在 Arm64 上编译 Hive regexisart
如需转载,请标明原文出处以及作者
陈锐 RuiChen @kiwik
2019/06/27 16:39:02
背景
今天开始在aarch64
上编译 Hive,Hive 80%的代码由
Java 组成,11%是 HiveQL 。Hadoop、Spark、HBase 在 ARM 平台上都遇到了问题,果然 Hive
也不能幸免。
编译环境
编译环境的配置请参考我的另一篇博客《在ARM64上编译Hadoop》, 在这里仅列出基本的编译环境信息:
- OS: CentOS 7.6
- Arch: aarch64
- Host: 华为云 ARM 公测实例
- Hive: git commit
967a1cc98beede8e6568ce750ebeb6e0d048b8ea
(2019-06主干) - Java: 1.8.0
- Maven: 3.6.1
执行编译
Hive 的官方开发者文档在这里, 编译也使用 Maven,直接执行 Maven 命令如下:
mvn clean package -Pdist -DskipTests
[INFO] --- protoc-jar-maven-plugin:3.5.1.1:run (default) @ hive-standalone-metastore-common ---
[INFO] Resolving artifact: com.google.protobuf:protoc:2.5.0, platform: linux-aarch_64
[INFO] ------------------------------------------------------------------------
[INFO] Reactor Summary:
[INFO]
[INFO] Hive Storage API 2.7.0-SNAPSHOT .................... SUCCESS [ 7.637 s]

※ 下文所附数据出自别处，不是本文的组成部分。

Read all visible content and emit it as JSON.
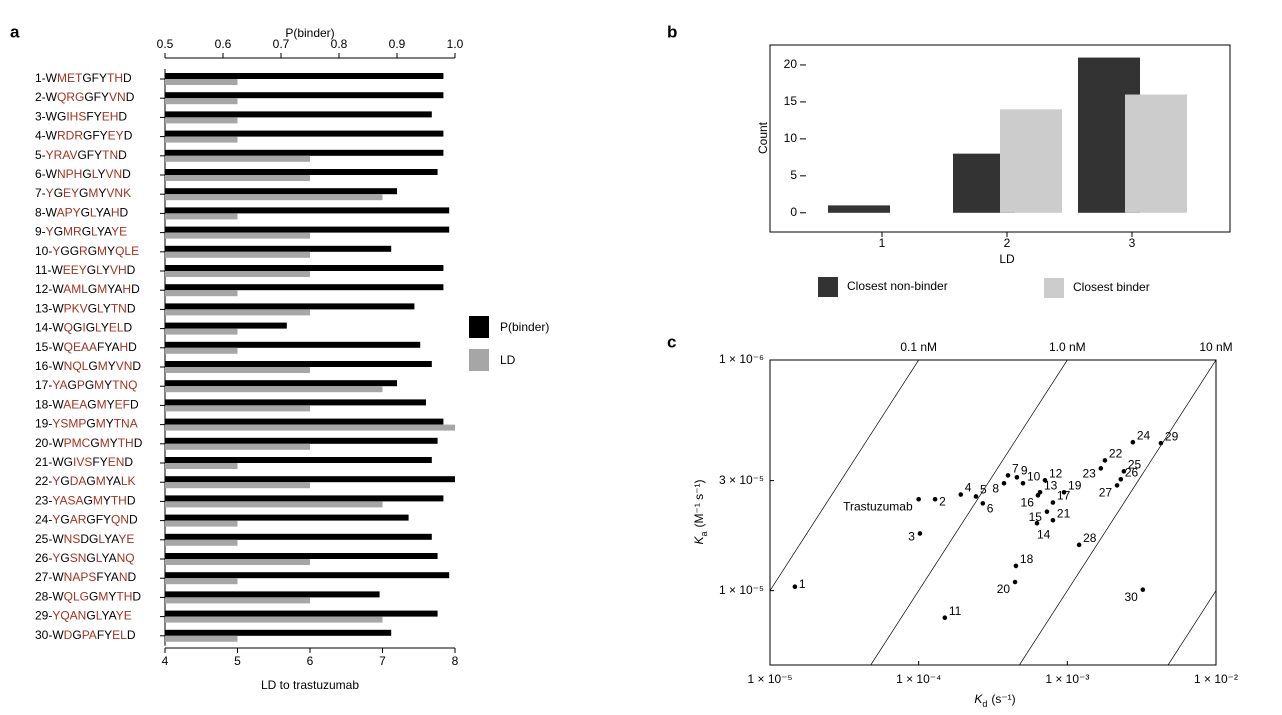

[INFO] Hive 4.0.0-SNAPSHOT ................................ SUCCESS [ 0.843 s]
[INFO] Hive Classifications 4.0.0-SNAPSHOT ................ SUCCESS [ 0.964 s]
[INFO] Hive Shims Common 4.0.0-SNAPSHOT ................... SUCCESS [ 5.064 s]

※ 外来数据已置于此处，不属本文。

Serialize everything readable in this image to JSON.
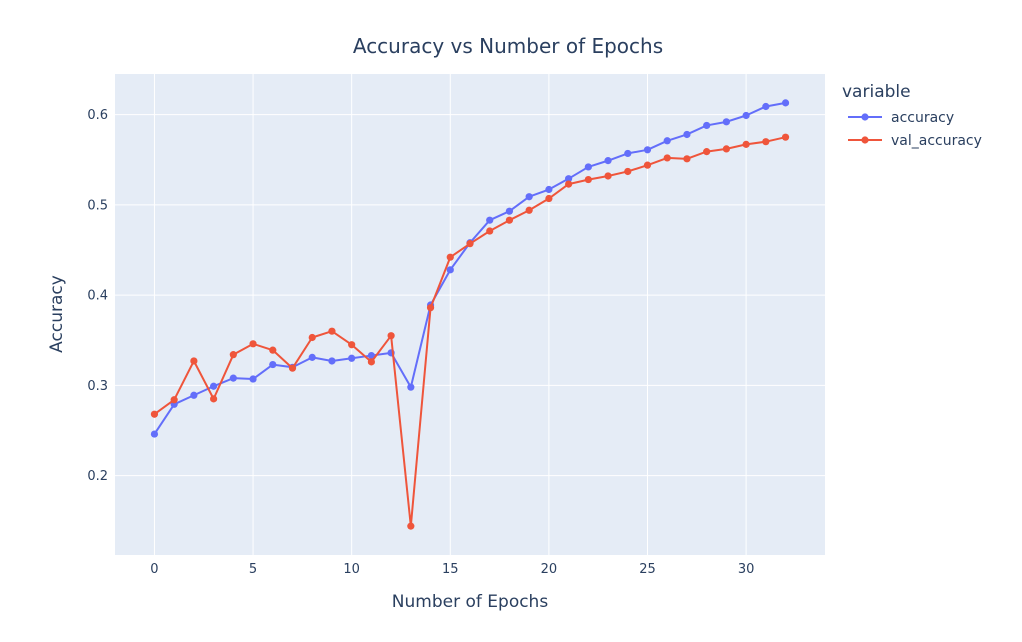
{
  "chart_data": {
    "type": "line",
    "title": "Accuracy vs Number of Epochs",
    "xlabel": "Number of Epochs",
    "ylabel": "Accuracy",
    "xlim": [
      -2,
      34
    ],
    "ylim": [
      0.112,
      0.645
    ],
    "x_ticks": [
      0,
      5,
      10,
      15,
      20,
      25,
      30
    ],
    "y_ticks": [
      0.2,
      0.3,
      0.4,
      0.5,
      0.6
    ],
    "grid": true,
    "legend": {
      "title": "variable",
      "placement": "top-right-outside"
    },
    "x": [
      0,
      1,
      2,
      3,
      4,
      5,
      6,
      7,
      8,
      9,
      10,
      11,
      12,
      13,
      14,
      15,
      16,
      17,
      18,
      19,
      20,
      21,
      22,
      23,
      24,
      25,
      26,
      27,
      28,
      29,
      30,
      31,
      32
    ],
    "series": [
      {
        "name": "accuracy",
        "color": "#636efa",
        "values": [
          0.246,
          0.279,
          0.289,
          0.299,
          0.308,
          0.307,
          0.323,
          0.32,
          0.331,
          0.327,
          0.33,
          0.333,
          0.336,
          0.298,
          0.389,
          0.428,
          0.458,
          0.483,
          0.493,
          0.509,
          0.517,
          0.529,
          0.542,
          0.549,
          0.557,
          0.561,
          0.571,
          0.578,
          0.588,
          0.592,
          0.599,
          0.609,
          0.613
        ]
      },
      {
        "name": "val_accuracy",
        "color": "#ef553b",
        "values": [
          0.268,
          0.284,
          0.327,
          0.285,
          0.334,
          0.346,
          0.339,
          0.319,
          0.353,
          0.36,
          0.345,
          0.326,
          0.355,
          0.144,
          0.386,
          0.442,
          0.457,
          0.471,
          0.483,
          0.494,
          0.507,
          0.523,
          0.528,
          0.532,
          0.537,
          0.544,
          0.552,
          0.551,
          0.559,
          0.562,
          0.567,
          0.57,
          0.575
        ]
      }
    ]
  },
  "style": {
    "plot_bg": "#e5ecf6",
    "grid_color": "#ffffff",
    "text_color": "#2a3f5f"
  }
}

[INFO] Hive Shims 0.23 4.0.0-SNAPSHOT ..................... SUCCESS [ 7.993 s]
[INFO] Hive Shims Scheduler 4.0.0-SNAPSHOT ................ SUCCESS [ 3.849 s]
[INFO] Hive Shims 4.0.0-SNAPSHOT .......................... SUCCESS [ 3.413 s]
[INFO] Hive Standalone Metastore 4.0.0-SNAPSHOT ........... SUCCESS [ 2.148 s]
[INFO] Hive Standalone Metastore Common Code 4.0.0-SNAPSHOT FAILURE [ 1.063 s]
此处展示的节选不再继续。